You have two options getting the data into the content script:
Using Tab API:
http://code.google.com/chrome/extensions/tabs.html#method-executeScript
Using Messaging:
http://code.google.com/chrome/extensions/messaging.html
Using Tab API
I usually use this approach when my extension will just be used once in a while, for example, setting the image as my desktop wallpaper. People don't set a wallpaper every second, or every minute. They usually do it once a week or even day. So I just inject a content script to that page. It is pretty easy to do so, you can either do it by file or code as explained in the documentation:
chrome.tabs.executeScript(tab.id, {file: 'inject_this.js'}, function() {
console.log('Successfully injected script into the page');
});
Using Messaging
If you are constantly need information from your websites, it would be better to use messaging. There are two types of messaging, Long-lived and Single-requests. Your content script (that you define in the manifest) can listen for extension requests:
chrome.extension.onRequest.addListener(function(request, sender, sendResponse) {
if (request.method == 'ping')
sendResponse({ data: 'pong' });
else
sendResponse({});
});
And your background page could send a message to that content script through messaging.
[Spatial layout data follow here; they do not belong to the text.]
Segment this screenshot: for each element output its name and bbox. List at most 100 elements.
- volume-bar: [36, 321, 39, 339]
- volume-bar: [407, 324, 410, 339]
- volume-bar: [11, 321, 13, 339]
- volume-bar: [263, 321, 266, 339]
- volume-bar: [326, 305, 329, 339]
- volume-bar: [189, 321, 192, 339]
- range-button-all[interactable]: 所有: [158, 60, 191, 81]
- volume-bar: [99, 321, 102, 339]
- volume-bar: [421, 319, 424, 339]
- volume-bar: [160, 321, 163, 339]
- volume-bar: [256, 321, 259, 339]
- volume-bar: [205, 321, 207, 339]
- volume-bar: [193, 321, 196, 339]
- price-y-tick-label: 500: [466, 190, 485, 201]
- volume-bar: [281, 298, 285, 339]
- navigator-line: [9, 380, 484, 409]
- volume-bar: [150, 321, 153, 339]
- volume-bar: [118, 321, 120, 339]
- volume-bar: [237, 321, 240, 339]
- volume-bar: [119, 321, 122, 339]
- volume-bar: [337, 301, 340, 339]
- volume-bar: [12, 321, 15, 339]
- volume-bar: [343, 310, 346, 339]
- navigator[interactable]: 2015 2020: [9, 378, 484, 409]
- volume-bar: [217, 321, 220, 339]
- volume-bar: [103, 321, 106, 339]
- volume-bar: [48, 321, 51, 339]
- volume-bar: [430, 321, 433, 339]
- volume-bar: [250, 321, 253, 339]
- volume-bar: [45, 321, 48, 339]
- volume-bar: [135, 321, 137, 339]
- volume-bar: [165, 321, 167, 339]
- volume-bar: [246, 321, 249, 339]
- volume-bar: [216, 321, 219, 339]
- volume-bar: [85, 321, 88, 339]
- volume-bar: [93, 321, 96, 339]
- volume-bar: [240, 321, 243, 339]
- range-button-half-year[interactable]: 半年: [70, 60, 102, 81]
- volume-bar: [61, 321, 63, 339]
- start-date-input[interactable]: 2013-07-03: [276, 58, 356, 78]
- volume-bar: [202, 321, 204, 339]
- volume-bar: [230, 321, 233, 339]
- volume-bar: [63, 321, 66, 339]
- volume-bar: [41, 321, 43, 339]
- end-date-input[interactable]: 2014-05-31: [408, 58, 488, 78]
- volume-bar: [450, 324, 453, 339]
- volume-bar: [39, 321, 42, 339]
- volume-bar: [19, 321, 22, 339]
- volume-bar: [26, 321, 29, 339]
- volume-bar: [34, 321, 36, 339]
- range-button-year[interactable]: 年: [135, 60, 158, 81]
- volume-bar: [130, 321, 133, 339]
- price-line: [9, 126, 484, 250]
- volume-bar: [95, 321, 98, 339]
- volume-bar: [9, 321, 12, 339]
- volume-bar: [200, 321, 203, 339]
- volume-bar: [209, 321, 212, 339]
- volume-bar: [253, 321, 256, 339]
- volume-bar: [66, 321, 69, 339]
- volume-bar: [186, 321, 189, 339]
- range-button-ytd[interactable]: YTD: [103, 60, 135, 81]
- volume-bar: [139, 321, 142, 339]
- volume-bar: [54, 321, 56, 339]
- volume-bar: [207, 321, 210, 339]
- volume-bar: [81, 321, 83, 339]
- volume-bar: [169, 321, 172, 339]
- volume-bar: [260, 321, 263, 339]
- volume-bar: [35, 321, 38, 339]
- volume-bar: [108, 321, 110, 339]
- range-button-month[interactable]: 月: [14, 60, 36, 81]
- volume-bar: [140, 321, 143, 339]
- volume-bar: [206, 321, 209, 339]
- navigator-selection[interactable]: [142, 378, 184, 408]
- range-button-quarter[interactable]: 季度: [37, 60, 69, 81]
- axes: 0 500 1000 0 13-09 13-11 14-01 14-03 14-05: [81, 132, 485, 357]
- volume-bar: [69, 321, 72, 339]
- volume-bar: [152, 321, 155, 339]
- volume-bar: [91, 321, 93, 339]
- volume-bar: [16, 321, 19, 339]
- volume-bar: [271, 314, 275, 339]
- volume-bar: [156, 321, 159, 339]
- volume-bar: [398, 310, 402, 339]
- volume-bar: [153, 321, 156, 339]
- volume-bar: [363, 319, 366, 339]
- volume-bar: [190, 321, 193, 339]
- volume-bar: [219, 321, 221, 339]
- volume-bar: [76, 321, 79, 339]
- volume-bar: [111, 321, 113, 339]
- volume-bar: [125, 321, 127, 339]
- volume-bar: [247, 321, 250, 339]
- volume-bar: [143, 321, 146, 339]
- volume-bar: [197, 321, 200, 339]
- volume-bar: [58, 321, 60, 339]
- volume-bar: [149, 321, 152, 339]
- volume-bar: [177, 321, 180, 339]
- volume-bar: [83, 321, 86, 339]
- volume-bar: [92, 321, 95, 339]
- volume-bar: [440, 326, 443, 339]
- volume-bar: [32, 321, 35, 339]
As shown below, it will get the currently selected tab and send a request to that page.
chrome.tabs.getSelected(null, function(tab) {
chrome.tabs.sendRequest(tab.id, {method: 'ping'}, function(response) {
console.log(response.data);
});
});
Depends on your extension which method to use. I have used both. For an extension that will be used like every second, every time, I use Messaging (Long-Lived). For an extension that will not be used every time, then you don't need the content script in every single page, you can just use the Tab API executeScript because it will just inject a content script whenever you need to.
Hope that helps! Do a search on Stackoverflow, there are many answers to content scripts and background pages.
To follow on Mohamed's point.
If you want to pass data from the background script to the content script at initialisation, you can generate another simple script that contains only JSON and execute it beforehand.
Is that what you are looking for?
Otherwise, you will need to use the message passing interface
In the background page:
// Subscribe to onVisited event, so that injectSite() is called once at every pageload.
chrome.history.onVisited.addListener(injectSite);
function injectSite(data) {
// get custom configuration for this URL in the background page.
var site_conf = getSiteConfiguration(data.url);
if (site_conf)
{
chrome.tabs.executeScript({ code: 'PARAMS = ' + JSON.stringify(site_conf) + ';' });
chrome.tabs.executeScript({ file: 'site_injection.js' });
}
}
In the content script page (site_injection.js)
// read config directly from background
console.log(PARAM.whatever);
I thought I'd update this answer for current and future readers.
According to the Chrome API, chrome.extension.onRequest is "[d]eprecated since Chrome 33. Please use runtime.onMessage."
See this tutorial from the Chrome API for code examples on the messaging API.
Also, there are similar (newer) SO posts, such as this one, which are more relevant for the time being.